There is an obvious way to prevent that kind of data manipulation, cherry picking, moving of goalposts, HARKing, and glossing over of adverse events. All it would take is for the FDA to require that they analyze the data strictly according to the a priori protocol. That requirement would apply to any investigational new drug or to any approved drug being tested for a new indication. Corporations and investigators would be prohibited from reporting any analyses other than the FDA analyses. With an a priori protocol and plan of analysis there should be no room for self-serving “creativity” by the corporations.As things stand, we have a Kabuki theater spectacle. The corporations don’t come clean about what they did and the FDA doesn’t call them out when agency analyses disagree with the corporate line. They may deny or delay approval, but the FDA doesn’t go to the literature like Jureidini, Amsterdam, and McHenry did here challenge the distorted corporate analyses reported in the literature.
This requirement would put an end to creative manipulation of the clinical trials literature. As Dr. Mickey often says, this is not high science but rather product testing. Thus, corporations cannot claim to be privileged for conducting the statistical analyses. We need a clinical trials equivalent of the Underwriters Laboratory. Before licensing, nobody takes the manufacturing corporation’s word for it concerning the safety and performance of X-ray machines or CT scanners or cardiac defibrillators. Why should we treat drugs any differently?…
This is critically important but I am not sure that most people have an intuitive understanding as to why.
Almost any event is highly improbable. A car parked on my street has license plate 267 OVG. The probability of a car having that license plate is <0.0000006. Highly statistically significant. It must mean something.
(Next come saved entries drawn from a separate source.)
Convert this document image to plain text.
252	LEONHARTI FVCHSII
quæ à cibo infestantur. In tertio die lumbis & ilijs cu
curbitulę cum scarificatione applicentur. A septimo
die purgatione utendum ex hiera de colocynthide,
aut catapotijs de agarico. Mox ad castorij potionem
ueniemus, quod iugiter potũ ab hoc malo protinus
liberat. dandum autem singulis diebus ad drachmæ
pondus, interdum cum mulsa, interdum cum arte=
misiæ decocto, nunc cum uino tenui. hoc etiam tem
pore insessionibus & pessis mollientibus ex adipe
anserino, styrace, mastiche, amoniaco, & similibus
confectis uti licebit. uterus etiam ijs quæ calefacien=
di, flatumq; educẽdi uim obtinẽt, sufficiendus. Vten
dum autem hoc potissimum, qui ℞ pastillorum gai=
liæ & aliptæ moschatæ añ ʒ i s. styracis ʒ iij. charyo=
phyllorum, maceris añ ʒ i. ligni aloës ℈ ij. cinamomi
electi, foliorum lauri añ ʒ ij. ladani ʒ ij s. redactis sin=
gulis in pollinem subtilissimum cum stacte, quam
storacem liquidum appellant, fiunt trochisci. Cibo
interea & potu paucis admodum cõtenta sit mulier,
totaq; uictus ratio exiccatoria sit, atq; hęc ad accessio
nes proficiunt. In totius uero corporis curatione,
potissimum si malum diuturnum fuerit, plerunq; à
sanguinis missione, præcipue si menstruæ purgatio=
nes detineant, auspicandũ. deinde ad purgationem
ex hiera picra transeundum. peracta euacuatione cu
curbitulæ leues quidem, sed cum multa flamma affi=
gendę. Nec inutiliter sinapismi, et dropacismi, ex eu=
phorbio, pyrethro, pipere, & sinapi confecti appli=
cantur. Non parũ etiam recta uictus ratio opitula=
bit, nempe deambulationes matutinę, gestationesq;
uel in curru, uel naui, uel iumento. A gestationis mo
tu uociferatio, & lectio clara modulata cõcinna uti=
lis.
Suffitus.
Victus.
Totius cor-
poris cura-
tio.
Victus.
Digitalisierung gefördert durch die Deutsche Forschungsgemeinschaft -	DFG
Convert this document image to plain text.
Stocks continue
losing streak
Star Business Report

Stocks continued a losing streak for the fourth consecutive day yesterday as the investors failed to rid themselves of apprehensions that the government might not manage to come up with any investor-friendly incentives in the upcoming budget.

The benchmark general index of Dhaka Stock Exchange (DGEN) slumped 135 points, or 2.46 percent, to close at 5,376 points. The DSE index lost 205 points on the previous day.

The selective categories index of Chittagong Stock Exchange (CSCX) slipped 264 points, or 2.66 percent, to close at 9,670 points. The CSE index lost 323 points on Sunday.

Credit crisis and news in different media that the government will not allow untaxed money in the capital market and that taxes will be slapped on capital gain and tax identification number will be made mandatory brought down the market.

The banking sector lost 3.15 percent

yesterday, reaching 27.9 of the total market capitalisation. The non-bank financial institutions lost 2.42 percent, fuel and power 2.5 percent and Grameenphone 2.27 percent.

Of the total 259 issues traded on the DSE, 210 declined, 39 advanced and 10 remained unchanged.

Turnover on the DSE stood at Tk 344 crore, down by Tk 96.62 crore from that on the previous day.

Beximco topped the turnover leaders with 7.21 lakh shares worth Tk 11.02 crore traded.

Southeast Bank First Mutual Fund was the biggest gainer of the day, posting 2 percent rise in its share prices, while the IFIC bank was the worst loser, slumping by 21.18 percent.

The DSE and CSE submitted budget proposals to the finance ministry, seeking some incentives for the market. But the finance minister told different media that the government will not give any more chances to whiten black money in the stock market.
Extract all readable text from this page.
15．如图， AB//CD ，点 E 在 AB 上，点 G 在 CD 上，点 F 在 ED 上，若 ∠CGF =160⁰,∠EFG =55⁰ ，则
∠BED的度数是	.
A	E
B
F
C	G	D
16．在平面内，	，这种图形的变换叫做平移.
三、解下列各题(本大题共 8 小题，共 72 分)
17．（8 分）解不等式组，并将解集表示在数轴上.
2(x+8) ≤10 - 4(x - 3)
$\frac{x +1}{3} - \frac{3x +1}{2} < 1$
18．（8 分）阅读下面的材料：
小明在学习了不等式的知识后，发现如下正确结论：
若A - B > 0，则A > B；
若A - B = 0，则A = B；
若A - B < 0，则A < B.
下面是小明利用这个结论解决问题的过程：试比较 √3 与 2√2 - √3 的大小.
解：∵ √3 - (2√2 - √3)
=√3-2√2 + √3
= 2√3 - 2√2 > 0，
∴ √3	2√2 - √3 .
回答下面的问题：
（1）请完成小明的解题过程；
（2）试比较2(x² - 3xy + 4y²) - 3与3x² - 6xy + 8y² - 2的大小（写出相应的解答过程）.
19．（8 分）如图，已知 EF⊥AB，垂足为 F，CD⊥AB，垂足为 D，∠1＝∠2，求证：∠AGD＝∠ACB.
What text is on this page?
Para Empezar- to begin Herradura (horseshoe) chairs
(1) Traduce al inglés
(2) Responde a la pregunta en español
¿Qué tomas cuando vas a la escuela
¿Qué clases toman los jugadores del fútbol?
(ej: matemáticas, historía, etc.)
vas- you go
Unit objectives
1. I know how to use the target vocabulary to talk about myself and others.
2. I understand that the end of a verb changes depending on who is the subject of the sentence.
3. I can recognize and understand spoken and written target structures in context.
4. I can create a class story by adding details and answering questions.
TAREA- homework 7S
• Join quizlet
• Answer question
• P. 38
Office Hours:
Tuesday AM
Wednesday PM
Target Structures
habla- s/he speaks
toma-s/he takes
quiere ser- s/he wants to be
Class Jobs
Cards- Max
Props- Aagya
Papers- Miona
Awhile back I had a string of new women patients with the first name of Jennifer. The distribution of women's names became quite skewed to the point where over 10% of my women patients were named Jennifer. This is highly unlikely and I probably could have published an article on how naming one's daughter Jennifer predisposed her to having a psychiatric disorder.
This is a little different than the correlation=causation fallacy. It is the fact that while a single, specific unlikely event is unlikely, an unlikely event is actually quite likely to occur.
Thanks for the link to Dr. de Groot's work. If only that could become more widely understood.